The most recent example was Ashes to
Ashes, and that finished in 2008. Before that, you have to go back to when
Dennis Potter was alive to find a writer who played around with the conventions of
TV drama, most notably and successfully in The
Singing Detective (1986). Television has shrunk from when it could comfortably
incorporate theatre, surrealism and songs in one production. Today, nearly all
TV drama looks like a Hollywood film: impressive, but often unadventurous.

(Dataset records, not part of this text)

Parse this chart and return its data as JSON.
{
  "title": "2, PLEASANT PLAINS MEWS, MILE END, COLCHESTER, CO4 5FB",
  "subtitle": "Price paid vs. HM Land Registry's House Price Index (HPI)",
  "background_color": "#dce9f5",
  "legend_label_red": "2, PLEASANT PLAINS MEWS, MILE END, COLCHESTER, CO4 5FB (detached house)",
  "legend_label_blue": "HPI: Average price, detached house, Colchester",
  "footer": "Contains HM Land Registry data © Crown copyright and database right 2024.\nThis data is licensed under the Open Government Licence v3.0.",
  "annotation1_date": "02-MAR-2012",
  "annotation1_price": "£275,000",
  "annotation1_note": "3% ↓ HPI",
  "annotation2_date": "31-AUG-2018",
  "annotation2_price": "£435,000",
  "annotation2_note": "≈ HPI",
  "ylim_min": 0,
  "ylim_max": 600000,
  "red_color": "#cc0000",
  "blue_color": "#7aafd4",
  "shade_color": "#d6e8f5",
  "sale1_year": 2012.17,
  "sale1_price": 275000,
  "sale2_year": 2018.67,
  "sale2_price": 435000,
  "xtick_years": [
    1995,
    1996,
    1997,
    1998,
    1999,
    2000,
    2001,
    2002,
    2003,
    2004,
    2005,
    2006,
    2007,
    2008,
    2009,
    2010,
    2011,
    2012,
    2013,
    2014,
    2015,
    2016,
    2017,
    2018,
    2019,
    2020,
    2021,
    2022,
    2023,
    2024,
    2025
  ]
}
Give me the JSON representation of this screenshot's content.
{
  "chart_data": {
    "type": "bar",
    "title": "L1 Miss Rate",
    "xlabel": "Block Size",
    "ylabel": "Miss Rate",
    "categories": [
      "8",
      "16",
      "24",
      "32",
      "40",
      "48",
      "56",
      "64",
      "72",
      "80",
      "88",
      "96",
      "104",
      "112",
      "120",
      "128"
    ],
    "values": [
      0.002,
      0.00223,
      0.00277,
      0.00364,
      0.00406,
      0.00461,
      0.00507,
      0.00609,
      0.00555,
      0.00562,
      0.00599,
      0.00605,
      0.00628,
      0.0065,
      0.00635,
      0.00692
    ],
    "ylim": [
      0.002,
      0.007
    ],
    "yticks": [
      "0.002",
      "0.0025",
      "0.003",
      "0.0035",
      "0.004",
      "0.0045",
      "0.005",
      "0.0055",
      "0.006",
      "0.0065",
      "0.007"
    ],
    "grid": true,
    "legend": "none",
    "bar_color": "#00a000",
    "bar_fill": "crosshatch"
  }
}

Significantly, the only series still playing around with form and structure in
the way that ‘The Abominable Bride’ did is Doctor
Who, and that’s written by both of the Sherlock
Special’s authors – it’s also classed as science fiction, where this sort
of thing is permissible. Back in the day, that didn’t bother Potter. He
employed the same techniques to social drama, thrillers and autobiography as he
did to fantasy.
So, the expectations of the transmission
time and a disappearing form of television may have nobbled ‘The Abominable
Bride’ for some viewers. Just as significantly, the Special expected you to
remember what had happened in a series last seen two years ago on BBC1,
something that the recap at the beginning didn’t really cover. This Sherlock was written very much as the
fourth episode of the 2014 series: a treat for fans, then, but hard work for people
not in the know.
I loved it, though.
The arguable misfire of showing ‘The
Abominable Bride’ on New Year’s Day aside, I’d like to think productions like
this will pave the way for more challenging television in days to come.